El procedimiento se realizó en un niño de 3 años que se encontraba internado desde hacía más de un año en el área de crónicos de la Terapia Intensiva Pediátrica, con diagnóstico de enfermedad neurológica crónica refractaria y dependencia tecnológica.
La decisión solidaria de su familia permitió concretar un operativo que marca un precedente para el sistema nacional de trasplantes, ya que se trató de la primera ablación cardíaca realizada por asistolia controlada en un hospital nacional del país.
El proceso fue posible gracias al trabajo articulado de distintos equipos médicos del hospital, entre ellos Terapia Intensiva Pediátrica, Cuidados Paliativos Pediátricos y la Unidad Hospitalaria de Procuración de Órganos y Tejidos (UHPROT).

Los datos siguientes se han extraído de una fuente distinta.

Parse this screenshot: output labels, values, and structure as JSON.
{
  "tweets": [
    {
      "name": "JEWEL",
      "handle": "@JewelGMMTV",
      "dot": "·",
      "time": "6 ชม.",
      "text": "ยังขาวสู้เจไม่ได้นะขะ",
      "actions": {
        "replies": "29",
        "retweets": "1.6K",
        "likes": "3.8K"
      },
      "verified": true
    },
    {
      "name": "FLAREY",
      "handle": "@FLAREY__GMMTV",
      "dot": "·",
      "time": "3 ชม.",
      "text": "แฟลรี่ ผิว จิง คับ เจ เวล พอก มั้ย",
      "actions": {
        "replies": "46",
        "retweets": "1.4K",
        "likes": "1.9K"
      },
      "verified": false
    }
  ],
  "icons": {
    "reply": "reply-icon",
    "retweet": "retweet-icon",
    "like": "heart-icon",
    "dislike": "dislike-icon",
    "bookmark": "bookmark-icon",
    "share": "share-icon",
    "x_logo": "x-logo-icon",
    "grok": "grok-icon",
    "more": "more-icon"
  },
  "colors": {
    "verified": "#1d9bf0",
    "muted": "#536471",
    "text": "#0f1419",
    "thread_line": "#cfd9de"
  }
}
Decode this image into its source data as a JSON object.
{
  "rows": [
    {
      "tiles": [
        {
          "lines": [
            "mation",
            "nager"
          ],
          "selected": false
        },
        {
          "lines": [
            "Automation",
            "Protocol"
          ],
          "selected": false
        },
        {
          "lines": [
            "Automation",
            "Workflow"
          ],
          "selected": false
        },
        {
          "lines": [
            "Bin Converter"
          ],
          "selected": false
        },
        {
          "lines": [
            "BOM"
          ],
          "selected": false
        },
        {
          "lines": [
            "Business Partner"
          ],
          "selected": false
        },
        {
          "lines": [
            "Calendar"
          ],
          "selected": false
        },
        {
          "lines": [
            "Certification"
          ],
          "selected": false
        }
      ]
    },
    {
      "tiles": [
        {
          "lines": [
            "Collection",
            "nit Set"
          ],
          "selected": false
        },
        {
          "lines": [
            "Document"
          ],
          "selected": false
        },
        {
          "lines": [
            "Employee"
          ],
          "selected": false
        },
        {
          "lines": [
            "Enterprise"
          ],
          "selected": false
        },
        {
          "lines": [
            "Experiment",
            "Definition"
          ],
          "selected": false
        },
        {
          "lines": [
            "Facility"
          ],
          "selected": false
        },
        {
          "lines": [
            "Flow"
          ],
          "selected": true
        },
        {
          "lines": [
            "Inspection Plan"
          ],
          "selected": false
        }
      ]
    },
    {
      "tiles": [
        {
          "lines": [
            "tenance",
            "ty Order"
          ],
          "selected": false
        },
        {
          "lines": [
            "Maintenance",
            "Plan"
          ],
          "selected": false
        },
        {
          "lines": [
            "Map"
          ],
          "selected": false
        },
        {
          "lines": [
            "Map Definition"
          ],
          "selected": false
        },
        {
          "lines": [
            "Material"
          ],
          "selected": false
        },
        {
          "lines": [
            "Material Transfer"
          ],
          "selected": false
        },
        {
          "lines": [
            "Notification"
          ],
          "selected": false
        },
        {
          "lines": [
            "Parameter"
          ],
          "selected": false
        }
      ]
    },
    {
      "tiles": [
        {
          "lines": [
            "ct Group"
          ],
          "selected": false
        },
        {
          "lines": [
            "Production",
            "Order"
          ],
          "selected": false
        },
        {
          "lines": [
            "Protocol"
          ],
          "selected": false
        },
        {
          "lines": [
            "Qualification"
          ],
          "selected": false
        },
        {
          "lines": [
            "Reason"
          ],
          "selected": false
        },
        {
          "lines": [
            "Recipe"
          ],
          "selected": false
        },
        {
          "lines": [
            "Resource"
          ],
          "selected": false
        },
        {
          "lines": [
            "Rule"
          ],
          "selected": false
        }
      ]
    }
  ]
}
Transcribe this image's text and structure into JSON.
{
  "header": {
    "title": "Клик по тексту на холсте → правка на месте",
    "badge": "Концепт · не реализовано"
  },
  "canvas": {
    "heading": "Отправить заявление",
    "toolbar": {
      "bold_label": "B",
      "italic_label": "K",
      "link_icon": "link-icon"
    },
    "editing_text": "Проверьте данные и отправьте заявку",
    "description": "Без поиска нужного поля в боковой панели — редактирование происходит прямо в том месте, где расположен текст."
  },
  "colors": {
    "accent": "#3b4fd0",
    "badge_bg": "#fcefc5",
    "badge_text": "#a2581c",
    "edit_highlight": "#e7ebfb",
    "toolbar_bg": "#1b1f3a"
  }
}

Además, el operativo contó con la coordinación de organismos clave del sistema de trasplantes como el Instituto Nacional Central Único Coordinador de Ablación e Implante y el Centro Único Coordinador de Ablación e Implante de la Provincia de Buenos Aires.
Según explicaron desde el equipo médico, la familia del paciente recibió acompañamiento integral durante todo el proceso, garantizando el respeto por la dignidad del niño y el alivio de su sufrimiento una vez confirmada la irreversibilidad del cuadro clínico.
El jefe del Servicio de Cirugía Cardiovascular Infantil del hospital, Juan Kiang, destacó el impacto del procedimiento. “El logro fue demostrar que esta técnica es posible en un hospital nacional y ponerla al servicio del sistema de trasplantes. Aunque está validada en el mundo, en nuestro país implica un cambio de paradigma”, explicó.
La técnica utilizada —asistolia controlada con perfusión regional normotérmica— es una modalidad avanzada de procuración de órganos que permite restablecer de manera controlada el flujo sanguíneo tras el fallecimiento del donante, preservando los órganos mediante oxigenación para evitar su deterioro.
De esta manera, se mejora la viabilidad de los órganos y el pronóstico de los pacientes receptores, ampliando las posibilidades dentro del sistema de trasplantes.
Desde el Hospital Posadas señalaron que el Servicio de Cirugía Cardiovascular es pionero en la implementación de esta técnica, tanto dentro de la institución como en otros centros del país, lo que abre la puerta a nuevas prácticas que podrían aumentar las posibilidades de donación y trasplante en Argentina.